Post by tormentoHenry's Law is based on (partial) pressures and not depths. I dunno how
diving computer talks to subsurface. If giving depths instead of pressures
it would be a pity.
Almost all dive computers only give depth.
Some give salinity, some don't. And some only give the flag (sweet vs
salt) rather than the salinity value they actually use to calculate
depth.
In other words: do not EVER play games with salinity. You don't know
what it was, and you will get it wrong.
The whole notion of "user should set salinity" is broken garbage. A
dive computer shouldn't even have that setting. Because that setting
cannot possibly matter, because the only thing that matters - and the
only thing the dive computer measures - is actual pressure, and all
you can do with salinity is make a "correction" to the depth
calculation that you can get wrong.
So in my not-so-humble opinion, a dive computer should always just
show depth as "salt water equivalent depth", with no way to screw up,
and no complications. If you dive in a lake, you'll get the depth
wrong by a few percent, but nobody cares since it's not a really
meaningful value anyway, it's just a user-friendly approximation for
the value that matters: pressure.
Giving the users just the absolute ambient water pressure migth be
*technically* the right thing to do, but it's such a user-hostile
datapoint that it's completely wrongheaded. It only moves the
possibility for error into another place (ie the UI during diving, or
the UI during later logging).
So what you should do is:
- set your dive computer to salt water (if it has a setting), and
forget about it. Don't ever touch the setting, all it can do is cause
confusion.
- think of "depth" as "equivalent depth in salt water" and be happy
- mark your lake dives as such in the dive log tags if you care, the
same way you mark boat dives and buddy names.

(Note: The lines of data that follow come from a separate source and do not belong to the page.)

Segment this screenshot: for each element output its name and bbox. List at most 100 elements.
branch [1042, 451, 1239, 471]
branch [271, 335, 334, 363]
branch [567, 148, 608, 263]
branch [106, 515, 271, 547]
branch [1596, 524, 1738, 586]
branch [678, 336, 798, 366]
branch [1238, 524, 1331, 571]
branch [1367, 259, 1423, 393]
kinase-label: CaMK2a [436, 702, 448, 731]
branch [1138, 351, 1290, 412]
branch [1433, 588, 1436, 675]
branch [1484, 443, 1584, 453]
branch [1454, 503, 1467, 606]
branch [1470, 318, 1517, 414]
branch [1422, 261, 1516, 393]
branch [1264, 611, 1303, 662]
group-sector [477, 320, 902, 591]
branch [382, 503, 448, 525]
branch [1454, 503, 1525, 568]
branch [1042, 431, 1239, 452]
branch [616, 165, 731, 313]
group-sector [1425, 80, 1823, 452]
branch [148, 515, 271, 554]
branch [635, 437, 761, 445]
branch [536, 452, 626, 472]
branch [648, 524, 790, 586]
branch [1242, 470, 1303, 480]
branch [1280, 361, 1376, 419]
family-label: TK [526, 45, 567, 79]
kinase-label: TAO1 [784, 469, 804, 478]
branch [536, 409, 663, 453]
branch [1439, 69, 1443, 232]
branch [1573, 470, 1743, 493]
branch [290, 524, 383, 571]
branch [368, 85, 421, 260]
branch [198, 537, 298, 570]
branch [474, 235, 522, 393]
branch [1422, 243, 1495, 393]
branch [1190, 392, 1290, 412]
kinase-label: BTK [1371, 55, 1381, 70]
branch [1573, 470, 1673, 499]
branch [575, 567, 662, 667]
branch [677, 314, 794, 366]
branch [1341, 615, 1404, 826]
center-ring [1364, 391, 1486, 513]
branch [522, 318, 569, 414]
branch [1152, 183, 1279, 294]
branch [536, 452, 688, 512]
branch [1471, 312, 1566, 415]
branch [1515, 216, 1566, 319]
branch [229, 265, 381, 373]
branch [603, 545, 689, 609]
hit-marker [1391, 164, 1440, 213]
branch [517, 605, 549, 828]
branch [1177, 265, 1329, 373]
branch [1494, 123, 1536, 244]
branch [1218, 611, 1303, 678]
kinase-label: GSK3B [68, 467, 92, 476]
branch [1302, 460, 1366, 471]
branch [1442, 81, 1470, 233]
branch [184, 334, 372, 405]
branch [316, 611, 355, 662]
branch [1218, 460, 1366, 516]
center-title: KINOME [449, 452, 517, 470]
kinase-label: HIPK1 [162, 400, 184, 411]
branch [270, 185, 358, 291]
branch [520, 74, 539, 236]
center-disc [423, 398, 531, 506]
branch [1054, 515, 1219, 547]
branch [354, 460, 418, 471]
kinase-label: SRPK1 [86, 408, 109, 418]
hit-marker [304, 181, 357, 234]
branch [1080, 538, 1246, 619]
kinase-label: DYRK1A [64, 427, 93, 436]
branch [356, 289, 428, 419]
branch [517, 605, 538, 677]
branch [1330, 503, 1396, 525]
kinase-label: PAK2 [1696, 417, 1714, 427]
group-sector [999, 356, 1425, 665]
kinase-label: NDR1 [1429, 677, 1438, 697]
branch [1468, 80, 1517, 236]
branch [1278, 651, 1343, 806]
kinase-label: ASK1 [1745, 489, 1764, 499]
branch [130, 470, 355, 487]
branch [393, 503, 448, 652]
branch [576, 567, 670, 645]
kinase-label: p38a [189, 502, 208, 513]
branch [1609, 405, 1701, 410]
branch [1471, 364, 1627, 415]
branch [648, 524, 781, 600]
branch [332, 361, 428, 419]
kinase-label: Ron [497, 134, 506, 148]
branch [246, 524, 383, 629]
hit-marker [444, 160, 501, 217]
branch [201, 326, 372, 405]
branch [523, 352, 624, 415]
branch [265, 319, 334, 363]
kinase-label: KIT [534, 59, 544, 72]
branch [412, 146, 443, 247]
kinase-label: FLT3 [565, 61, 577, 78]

The sweet-vs-salt water thing has absolutely zero meaning outside of
informing yourself, and has exactly the same relevance as the name of
your dive buddy: nice to know, but not relevant for any other meaning.
Don't give it any relevance that will only confuse you and get things
wrong.
Because anything else is just a disaster waiting to happen. You *will*
get it wrong, and you will only confuse yourself. Trying to correct
things later is just going to make things worse.
Linus
PS. Yes, there are dive computers that don't report depth at all, and
report the actual hydrostatic pressure that their sensor gives. Before
you say "that's what everybody should do", let me just say that (a)
they are a tiny minority and (b) even they aren't consistent (ie is it
absolute pressure, or relative to surface pressure?)
So subsurface logs what the vast majority of dive computers give you:
depth. In fact, we don't even see the pressure, because the conversion
will have been done by libdivecomputer. So as far as we're concerned,
no dive computer gives us pressure, but technically you can get the
water pressure from the Atomic Aquatics Cobatl, from the
Heinrichs-Weicamp OSTC and from the Reefnet Sensus Ultra. (That last
one isn't actually a dive computer, it's just a data logging device.